I also find I recount moments from the past in conversation, just random thoughts, imagine my surprise when suddenly it becomes relevant as the place or moment starts to be played out in the now.
I think I spent a lot of time studying words and conversation because I had to decipher just what was being said as I had no real understanding at that point.
questioning and trying to find a reason for the words I was hearing, to focus I needed to cut out as much outside interference as possible.
I still have to work hard to take instruction or truly grasp what is being said if there is any outside noise.
Enjoyed hearing your account / memories DC.
take care and keep sharing,we are all here to learn and share,and to pass on information through experience.
Thank you all for taking the trouble to reply and sharing your experiences.
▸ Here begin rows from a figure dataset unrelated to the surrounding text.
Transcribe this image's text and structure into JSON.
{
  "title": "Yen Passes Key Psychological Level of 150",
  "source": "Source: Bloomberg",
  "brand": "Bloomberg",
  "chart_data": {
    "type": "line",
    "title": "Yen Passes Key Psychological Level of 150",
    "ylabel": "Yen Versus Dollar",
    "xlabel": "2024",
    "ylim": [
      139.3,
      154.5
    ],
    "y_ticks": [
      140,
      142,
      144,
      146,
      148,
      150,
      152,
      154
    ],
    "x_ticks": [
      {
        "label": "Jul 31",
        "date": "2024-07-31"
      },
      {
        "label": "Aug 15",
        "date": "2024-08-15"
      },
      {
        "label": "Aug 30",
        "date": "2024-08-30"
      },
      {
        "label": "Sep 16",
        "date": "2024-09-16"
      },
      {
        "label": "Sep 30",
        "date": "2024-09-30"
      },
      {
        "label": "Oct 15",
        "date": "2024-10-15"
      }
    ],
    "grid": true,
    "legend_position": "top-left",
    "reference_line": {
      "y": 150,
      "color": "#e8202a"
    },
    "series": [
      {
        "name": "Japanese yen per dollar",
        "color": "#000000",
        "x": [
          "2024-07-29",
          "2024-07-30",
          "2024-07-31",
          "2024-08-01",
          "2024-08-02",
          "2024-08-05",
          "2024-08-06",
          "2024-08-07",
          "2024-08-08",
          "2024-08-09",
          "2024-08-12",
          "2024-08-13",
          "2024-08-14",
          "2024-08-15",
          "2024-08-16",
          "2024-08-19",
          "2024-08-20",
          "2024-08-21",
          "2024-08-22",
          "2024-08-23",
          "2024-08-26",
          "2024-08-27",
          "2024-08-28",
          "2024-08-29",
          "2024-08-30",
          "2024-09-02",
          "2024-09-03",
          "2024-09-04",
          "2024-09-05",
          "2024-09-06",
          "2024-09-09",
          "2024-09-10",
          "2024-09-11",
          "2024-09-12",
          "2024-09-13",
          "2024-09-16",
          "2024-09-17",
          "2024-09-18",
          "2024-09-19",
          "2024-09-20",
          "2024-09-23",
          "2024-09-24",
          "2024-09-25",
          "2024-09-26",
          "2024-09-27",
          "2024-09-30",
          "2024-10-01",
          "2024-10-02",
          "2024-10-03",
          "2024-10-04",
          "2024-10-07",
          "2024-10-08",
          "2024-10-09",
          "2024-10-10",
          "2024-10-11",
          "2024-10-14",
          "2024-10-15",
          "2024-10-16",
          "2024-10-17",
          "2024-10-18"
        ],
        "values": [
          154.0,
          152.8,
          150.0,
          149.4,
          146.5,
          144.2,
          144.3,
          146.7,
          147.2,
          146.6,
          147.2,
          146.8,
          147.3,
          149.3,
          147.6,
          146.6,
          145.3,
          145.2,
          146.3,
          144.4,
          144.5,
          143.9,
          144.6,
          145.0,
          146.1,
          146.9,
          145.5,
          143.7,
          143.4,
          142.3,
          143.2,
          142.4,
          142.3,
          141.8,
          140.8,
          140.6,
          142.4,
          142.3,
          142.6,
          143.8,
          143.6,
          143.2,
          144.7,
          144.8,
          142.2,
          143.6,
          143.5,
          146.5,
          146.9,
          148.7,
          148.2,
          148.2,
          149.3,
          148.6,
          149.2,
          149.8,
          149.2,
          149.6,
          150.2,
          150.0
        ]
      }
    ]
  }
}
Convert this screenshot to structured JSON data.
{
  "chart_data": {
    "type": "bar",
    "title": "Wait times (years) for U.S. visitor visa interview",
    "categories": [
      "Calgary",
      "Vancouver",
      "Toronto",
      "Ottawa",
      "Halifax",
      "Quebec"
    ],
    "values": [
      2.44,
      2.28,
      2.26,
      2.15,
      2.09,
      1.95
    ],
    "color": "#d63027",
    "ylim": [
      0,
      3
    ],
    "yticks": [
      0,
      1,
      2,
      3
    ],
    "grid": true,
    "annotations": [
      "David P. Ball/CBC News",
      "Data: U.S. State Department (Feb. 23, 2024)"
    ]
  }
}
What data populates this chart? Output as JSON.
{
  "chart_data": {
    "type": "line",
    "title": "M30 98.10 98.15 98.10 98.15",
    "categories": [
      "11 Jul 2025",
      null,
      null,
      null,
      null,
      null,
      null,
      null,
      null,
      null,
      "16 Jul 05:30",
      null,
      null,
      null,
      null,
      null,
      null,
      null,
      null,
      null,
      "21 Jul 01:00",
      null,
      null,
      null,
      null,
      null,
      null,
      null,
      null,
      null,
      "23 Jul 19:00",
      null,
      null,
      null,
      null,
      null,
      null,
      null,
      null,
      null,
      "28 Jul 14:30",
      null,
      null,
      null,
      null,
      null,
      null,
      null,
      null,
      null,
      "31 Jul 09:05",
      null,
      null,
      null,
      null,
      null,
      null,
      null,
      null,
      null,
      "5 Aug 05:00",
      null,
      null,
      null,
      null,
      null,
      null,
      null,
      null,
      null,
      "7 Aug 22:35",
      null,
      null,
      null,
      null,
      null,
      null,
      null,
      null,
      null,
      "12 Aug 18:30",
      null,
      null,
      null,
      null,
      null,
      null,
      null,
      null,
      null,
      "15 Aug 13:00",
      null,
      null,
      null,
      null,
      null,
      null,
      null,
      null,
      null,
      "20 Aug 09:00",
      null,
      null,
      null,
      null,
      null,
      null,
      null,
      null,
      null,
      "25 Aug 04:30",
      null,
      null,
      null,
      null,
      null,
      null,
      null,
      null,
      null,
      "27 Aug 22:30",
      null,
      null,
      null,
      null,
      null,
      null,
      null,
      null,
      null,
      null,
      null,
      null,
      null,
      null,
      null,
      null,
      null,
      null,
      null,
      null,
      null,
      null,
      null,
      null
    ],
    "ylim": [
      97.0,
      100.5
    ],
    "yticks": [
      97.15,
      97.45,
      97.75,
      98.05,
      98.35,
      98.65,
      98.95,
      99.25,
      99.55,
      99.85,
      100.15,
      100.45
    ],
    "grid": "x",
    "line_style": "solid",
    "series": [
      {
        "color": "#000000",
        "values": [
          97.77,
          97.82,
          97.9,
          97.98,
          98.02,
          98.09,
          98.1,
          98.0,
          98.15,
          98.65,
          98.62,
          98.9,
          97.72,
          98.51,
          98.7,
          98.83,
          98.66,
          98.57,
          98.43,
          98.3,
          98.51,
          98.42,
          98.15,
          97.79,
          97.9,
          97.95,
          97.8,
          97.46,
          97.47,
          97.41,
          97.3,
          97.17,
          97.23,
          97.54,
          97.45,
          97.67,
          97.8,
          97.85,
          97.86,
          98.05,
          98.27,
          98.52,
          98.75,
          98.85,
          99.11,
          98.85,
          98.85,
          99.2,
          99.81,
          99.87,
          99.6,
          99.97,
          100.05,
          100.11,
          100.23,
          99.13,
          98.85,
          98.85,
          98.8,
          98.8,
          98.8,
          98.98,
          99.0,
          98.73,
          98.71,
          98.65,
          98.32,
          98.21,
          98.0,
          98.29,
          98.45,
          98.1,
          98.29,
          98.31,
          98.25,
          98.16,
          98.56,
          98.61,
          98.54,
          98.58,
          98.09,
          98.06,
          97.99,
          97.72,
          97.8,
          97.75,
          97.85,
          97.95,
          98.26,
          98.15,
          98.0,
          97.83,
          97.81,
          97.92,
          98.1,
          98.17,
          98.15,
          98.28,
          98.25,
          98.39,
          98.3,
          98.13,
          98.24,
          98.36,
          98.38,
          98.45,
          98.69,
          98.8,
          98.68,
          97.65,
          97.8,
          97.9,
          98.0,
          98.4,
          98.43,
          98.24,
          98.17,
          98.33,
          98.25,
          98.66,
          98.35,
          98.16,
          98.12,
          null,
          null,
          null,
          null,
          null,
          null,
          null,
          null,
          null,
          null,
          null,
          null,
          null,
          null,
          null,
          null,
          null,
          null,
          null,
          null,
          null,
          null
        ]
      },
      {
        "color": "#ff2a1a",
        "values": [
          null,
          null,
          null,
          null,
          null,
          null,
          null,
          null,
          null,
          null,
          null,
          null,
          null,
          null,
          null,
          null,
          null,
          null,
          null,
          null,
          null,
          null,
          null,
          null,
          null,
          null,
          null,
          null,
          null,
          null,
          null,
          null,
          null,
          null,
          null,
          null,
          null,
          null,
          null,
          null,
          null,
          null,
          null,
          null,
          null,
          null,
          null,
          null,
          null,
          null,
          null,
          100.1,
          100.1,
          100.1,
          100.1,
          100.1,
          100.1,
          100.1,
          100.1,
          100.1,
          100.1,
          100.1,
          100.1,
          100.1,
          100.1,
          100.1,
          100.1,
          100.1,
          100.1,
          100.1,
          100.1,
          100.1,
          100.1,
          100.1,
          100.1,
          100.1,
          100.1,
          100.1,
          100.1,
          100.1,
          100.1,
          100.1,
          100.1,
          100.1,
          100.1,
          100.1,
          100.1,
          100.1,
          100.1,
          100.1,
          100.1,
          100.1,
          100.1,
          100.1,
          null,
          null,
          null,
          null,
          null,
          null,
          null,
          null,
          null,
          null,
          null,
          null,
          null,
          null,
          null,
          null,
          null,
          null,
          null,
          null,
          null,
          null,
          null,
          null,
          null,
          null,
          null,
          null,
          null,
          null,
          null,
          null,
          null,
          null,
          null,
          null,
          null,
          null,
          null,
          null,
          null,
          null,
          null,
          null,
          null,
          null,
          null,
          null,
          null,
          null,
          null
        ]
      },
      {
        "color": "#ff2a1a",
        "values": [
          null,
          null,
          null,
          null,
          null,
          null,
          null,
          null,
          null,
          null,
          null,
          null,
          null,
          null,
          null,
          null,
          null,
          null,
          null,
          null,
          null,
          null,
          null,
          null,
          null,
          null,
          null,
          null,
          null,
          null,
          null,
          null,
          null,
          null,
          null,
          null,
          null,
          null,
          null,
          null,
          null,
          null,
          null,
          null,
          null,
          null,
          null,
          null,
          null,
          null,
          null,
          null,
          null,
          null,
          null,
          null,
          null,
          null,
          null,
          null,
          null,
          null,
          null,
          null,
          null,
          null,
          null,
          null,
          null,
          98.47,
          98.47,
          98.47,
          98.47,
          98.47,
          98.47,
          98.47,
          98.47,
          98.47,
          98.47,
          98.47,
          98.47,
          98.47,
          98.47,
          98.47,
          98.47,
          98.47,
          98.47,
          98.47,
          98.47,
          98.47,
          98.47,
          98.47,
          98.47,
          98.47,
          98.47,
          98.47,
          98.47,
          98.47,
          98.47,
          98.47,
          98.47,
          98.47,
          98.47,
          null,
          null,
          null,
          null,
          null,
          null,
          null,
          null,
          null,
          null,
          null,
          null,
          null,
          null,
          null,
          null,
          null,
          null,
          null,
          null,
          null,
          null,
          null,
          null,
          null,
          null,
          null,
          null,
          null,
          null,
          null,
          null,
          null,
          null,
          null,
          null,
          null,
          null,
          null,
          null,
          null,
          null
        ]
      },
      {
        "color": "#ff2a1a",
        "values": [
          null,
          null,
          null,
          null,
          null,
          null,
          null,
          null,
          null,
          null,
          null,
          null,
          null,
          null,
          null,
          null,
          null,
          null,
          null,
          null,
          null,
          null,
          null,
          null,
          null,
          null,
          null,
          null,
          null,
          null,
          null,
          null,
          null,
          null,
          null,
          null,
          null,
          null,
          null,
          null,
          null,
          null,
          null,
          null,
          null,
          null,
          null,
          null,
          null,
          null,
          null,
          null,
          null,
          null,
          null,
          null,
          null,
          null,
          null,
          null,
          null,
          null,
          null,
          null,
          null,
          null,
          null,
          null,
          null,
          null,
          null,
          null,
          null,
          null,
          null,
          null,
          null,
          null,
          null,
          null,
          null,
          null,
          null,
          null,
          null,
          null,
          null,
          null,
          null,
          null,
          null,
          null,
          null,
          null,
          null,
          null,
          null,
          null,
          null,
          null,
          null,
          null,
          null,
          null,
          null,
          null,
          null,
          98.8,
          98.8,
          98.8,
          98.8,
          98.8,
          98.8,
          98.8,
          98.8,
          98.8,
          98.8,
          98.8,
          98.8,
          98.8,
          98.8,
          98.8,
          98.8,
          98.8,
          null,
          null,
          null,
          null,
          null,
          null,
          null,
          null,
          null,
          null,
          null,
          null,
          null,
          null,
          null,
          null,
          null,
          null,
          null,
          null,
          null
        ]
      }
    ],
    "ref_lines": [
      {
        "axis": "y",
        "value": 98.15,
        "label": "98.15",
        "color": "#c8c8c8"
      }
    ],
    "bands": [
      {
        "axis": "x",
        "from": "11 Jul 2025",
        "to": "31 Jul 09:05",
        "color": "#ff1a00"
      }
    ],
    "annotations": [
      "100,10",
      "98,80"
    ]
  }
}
It is hugely reassuring to know that this is obviously not uncommon though I obviously sympathise with all the troubles you have gone through. As a parent, I am always struggling to understand the world through my daughter's eyes so it is so helpful to have someone explain in more detail what she might be going through. I'm still unsure how to proceed from here but think I will talk to her SEN at school and see if they are able to suggest anything to lessen her anxiety.
Your daughter is definitely not alone and I remember being perhaps 5 or 6 and going through a similar thing.
I would always daydream (and still do today up to a point) and would create fantasy worlds when I was at school as a way of coping as I found the environment very stressful to deal with. As a result I remember questioning myself when walking to school, if what I was experiencing was even real or had I made it up. The deja vu experience was also common. As for leaving lessons at the correct time, I was always the last to leave to ensure I wasn't leaving when I wasn't supposed to and I still make this mistake today. I walked out of a meeting the other week because I thought it had ended. Apparently not and I looked a bit of a numpty - especially as everyone was so shocked to actually say anything to me, so continued to let me walk out of the room and back to my desk! As far as I was concerned, everything that needed to be said and actioned had been done and everything else was just wasting time.
It might be worth asking your daughter what she thinks of school and what she likes and dislikes to see if something is causing her stress and making her act in this way. I wouldn't worry too much though and just continue support her as you are doing already.